Hi there! I have installed portable apps on my cloud drive (OneDrive) and want to be able to run a subset of the programs at startup on multiple machines - for example, my home system, my workstation at the office, and my laptop.
If I have certain programs that I want to run permanently (for example, lightscreen, autohotkey, dm2, ditto, etc.), then they conflict with each other's startup information, and I start getting the "Another instance of x is already running. Please close other instances of x before launching x." message.
The problem is, that program is running on a completely different machine, and I want it to keep running there, as well as on the 2nd and 3rd and nth machine I have portableapps on. For me, that's the whole benefit of running on a cloud drive.
Any ideas?
When attempting to use the apps in that fashion, you're trying to make two different running copies of the same app compete for the same set of data/settings. This isn't what portable apps are designed for. They are designed to be run one place at a time, closed, then run somewhere else.
Sometimes, the impossible can become possible, if you're awesome!
But since we now support storage on cloud drives, isn't this a natural extension or an area for the platform to grow in to?
Cloud drives are simultaneously available on multiple machines at the same time, so using them at the same time doesn't seem as far-fetched any more.
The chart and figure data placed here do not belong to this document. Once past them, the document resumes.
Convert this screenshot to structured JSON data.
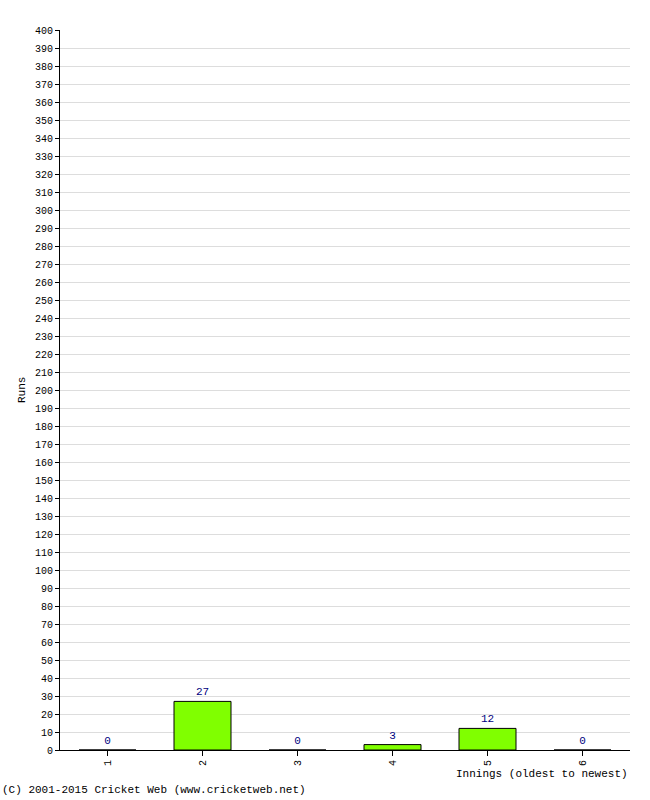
{
  "chart_data": {
    "type": "bar",
    "x_label": "Innings (oldest to newest)",
    "y_label": "Runs",
    "categories": [
      "1",
      "2",
      "3",
      "4",
      "5",
      "6"
    ],
    "values": [
      0,
      27,
      0,
      3,
      12,
      0
    ],
    "color": "#80ff00",
    "data_labels": true,
    "ylim": [
      0,
      400
    ],
    "yticks": [
      0,
      10,
      20,
      30,
      40,
      50,
      60,
      70,
      80,
      90,
      100,
      110,
      120,
      130,
      140,
      150,
      160,
      170,
      180,
      190,
      200,
      210,
      220,
      230,
      240,
      250,
      260,
      270,
      280,
      290,
      300,
      310,
      320,
      330,
      340,
      350,
      360,
      370,
      380,
      390,
      400
    ],
    "grid": true,
    "annotations": [
      "(C) 2001-2015 Cricket Web (www.cricketweb.net)"
    ]
  }
}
Storage isn't the same as having a virtual system. OneDrive, etc allow you to store files not execute programs of your choice.
JTH: is this an FAQ yet?
Wm
You simply can't do that because you would be attempting to run exactly the same application in multiple locations, passing user settings backward and forwards between the stored application and the independent systems in use at the same time. Not even fully network aware software can do that when it's fully installed, unless all user files are stored and accessed from different user file locations.
Think it through more thoroughly and liken what you are suggesting to how a normal computer network operates, with essential file locking in place to prevent individual users from editing files already in use by another user, It's would be a recipe for irreconcilable file conflicts when user data files are moved between the base application and the users' PC, edited differently on those 'remote' PCs, and then copied back to the same base application in a different sequence as the remote applications are shut down.